Paul Kelly, CEO of Fáilte Ireland, added:
“Fáilte Ireland is committed to developing unique visitor experiences in regional areas, and our investment of €3.9 million in the National Famine Museum will generate €25 million in economic benefits for Roscommon and the wider Ireland’s Hidden Heartlands region, as well as supporting the creation of 65 jobs in the area over the next 10 years.
"Following this development, in partnership with the Irish Heritage Trust and Westward Holdings, The National Famine Museum is now a key visitor experience in Ireland’s Hidden Heartlands and will encourage domestic and international visitors to come and explore Roscommon and the surrounding area, generating significant economic benefits for the local community.”
Important conservation works to the Palladian Mansion have also been completed to ensure this important 200-year-old heritage site will be preserved for future generations. Artefacts and documents from Strokestown’s extensive archive, which is home to the largest collection of material relating to the Great Famine, are showcased throughout the new museum including the Cloonahee Petition.
Standing alongside the new Museum, Strokestown Park House is a uniquely authentic and evocative experience, one of the only remaining historic properties in Ireland to retain its original features and collections. The Palladian Mansion is packed with the personal items of the Pakenham Mahon family and has been carefully preserved like a time capsule to show what life for the landed gentry was really like, and the eventual decline of the great country house in Ireland.

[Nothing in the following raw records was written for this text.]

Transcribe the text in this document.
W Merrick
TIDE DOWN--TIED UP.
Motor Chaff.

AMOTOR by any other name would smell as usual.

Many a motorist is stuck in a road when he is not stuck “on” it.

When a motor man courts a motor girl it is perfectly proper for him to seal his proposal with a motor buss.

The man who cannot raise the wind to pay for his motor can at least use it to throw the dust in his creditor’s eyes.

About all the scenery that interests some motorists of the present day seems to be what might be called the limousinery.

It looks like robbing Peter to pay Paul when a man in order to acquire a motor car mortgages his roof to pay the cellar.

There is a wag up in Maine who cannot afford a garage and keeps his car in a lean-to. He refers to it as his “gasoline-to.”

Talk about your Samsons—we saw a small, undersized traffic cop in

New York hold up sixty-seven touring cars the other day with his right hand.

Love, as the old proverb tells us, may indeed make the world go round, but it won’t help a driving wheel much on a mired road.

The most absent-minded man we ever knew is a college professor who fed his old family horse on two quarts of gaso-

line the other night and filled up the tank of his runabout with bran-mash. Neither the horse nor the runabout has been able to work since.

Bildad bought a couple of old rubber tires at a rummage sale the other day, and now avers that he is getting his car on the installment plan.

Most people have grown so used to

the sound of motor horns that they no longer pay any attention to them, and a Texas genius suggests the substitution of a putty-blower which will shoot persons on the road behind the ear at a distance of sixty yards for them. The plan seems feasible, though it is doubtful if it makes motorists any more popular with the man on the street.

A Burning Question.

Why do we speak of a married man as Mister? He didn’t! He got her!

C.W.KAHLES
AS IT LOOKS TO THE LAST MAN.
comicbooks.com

The National Famine Museum also acts as the start and/or end point of the historical National Famine Way, a walking and cycling trail following in the footsteps of the 1,490 people who were forced to emigrate from the Strokestown Estate in 1847. The trail links Strokestown with Dublin across the flat and well-surfaced paths along the Royal Canal.
The National Famine Museum | Strokestown Park is open 7 days per week / 360 days of the year, and tickets can be pre-booked online. To visit all three attractions at Strokestown Park will take 3 to 4 hours. Members of the Irish Heritage Trust get free access.